Forbes: Waze Will be the Wikipedia of All Maps and the Search Bar for the Real World

Forbes has a background article on Waze in the aftermath of the news that Google will buy the company. What Waze Adds To Google: A View From Waze's CEO

It turns out that Waze is not just a GPS app for your car on your smartphone. Waze is a community of users who will contribute to the indexing of the physical world. It aspires to be to the actual earth, what Google is to the Internet. Or something like that.
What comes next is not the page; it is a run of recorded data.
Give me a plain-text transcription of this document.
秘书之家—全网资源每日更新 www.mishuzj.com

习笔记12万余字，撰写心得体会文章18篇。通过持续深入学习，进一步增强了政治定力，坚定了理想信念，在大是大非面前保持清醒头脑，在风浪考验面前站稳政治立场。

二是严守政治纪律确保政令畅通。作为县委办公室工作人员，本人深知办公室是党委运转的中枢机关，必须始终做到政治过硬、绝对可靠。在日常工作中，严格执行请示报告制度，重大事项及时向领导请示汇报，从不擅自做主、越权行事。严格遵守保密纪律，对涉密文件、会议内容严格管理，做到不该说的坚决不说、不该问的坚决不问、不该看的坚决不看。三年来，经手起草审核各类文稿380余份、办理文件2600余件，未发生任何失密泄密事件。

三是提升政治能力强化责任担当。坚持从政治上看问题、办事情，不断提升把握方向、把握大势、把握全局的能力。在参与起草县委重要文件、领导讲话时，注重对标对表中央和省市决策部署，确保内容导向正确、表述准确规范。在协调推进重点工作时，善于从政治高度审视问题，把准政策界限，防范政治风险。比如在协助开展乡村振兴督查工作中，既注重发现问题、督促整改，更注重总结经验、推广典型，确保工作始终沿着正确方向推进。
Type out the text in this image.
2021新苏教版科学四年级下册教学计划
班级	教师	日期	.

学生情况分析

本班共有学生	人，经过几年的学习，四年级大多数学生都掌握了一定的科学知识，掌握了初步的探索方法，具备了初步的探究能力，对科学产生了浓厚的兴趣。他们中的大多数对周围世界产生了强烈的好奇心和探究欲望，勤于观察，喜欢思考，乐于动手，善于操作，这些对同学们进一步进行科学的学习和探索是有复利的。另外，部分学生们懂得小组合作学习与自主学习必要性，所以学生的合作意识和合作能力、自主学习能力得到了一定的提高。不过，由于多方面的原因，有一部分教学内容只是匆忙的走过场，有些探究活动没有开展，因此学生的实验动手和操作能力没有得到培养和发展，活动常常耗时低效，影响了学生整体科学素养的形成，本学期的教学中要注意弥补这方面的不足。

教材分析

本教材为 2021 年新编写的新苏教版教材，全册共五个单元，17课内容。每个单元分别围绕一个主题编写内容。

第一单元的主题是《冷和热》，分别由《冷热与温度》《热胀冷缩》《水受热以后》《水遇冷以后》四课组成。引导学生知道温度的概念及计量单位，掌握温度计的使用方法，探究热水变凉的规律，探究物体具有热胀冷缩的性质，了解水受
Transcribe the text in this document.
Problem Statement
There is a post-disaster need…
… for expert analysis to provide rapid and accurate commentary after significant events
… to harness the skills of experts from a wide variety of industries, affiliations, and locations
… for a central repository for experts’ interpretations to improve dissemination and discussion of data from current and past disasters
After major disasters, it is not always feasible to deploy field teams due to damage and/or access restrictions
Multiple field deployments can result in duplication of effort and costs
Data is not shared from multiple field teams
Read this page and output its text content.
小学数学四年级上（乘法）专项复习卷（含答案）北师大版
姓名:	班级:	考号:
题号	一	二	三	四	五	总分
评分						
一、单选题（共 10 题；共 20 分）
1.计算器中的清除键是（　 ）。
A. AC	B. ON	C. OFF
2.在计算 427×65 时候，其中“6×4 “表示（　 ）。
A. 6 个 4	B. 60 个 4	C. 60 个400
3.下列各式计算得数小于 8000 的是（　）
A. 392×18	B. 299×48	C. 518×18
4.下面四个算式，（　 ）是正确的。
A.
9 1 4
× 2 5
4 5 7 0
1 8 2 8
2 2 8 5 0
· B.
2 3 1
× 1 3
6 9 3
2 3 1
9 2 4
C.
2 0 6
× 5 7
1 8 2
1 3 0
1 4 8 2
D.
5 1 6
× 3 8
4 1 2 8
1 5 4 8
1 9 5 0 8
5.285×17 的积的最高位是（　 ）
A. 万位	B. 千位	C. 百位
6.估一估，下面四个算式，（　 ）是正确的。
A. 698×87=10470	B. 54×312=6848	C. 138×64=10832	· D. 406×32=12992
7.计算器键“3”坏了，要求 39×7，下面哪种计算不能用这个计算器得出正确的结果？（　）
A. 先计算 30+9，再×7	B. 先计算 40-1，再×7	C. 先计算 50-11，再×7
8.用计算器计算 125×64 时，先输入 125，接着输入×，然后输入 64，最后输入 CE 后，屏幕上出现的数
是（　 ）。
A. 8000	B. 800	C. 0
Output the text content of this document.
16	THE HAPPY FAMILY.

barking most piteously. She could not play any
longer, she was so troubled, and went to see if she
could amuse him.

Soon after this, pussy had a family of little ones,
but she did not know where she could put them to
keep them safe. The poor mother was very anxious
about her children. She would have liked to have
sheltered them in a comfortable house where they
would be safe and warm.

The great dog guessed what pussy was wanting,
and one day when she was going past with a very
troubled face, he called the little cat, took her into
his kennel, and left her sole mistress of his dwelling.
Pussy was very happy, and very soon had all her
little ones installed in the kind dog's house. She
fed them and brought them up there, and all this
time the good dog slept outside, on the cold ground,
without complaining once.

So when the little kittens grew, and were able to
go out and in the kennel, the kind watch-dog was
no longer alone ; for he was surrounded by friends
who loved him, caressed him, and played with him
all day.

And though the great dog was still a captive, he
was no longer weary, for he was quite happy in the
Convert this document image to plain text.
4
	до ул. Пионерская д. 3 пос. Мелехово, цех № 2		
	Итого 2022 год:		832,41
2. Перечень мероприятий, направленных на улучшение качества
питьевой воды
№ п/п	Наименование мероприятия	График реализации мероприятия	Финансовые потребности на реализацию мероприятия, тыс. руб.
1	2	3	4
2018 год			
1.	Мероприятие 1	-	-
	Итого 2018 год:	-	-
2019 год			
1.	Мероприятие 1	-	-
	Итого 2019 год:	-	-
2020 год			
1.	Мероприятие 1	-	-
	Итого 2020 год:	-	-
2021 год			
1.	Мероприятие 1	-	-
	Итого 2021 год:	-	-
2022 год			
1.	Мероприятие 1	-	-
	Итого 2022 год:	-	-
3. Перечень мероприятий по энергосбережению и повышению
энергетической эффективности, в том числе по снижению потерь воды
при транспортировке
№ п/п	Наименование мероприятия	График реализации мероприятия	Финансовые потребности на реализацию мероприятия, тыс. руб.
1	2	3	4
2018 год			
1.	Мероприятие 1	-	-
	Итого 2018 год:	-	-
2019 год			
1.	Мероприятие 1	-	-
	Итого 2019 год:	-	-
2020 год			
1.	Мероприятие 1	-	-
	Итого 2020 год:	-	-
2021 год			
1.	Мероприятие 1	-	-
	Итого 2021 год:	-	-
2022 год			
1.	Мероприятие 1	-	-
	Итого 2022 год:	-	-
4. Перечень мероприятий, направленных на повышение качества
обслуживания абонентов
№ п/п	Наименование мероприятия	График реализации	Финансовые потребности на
After reading the interview with the CEO of Waze, it seems to me that Waze wants to be more the user edited Wikipedia of the real world of roads and traffic. And keep in mind that the crowd-sourced quality of Wikipedia information is not always the greatest.
Bardin said the new user interface for search was the map. But how did Waze build its own maps, which are thought to be just as good, if not at times better, than the ones $410-billion-market-cap Apple produced? By crowd-sourcing GPS data, and “combining the algorithms of people.” It sounds straightforward in theory, but it involved building a hierarchical structure of passive users and editors, a self-managed community like Wikipedia. The community has country managers who oversee area managers, who then oversee the editors, with each level having a greater level of permissions to alter Waze’s maps.
And the big brag from the CEO that earned the company a bid of over $1 billion: “Whenever you’re going onto the web, you start with a search bar,” he said. “Wherever you’re going in the real world, you’re going to start with Waze.”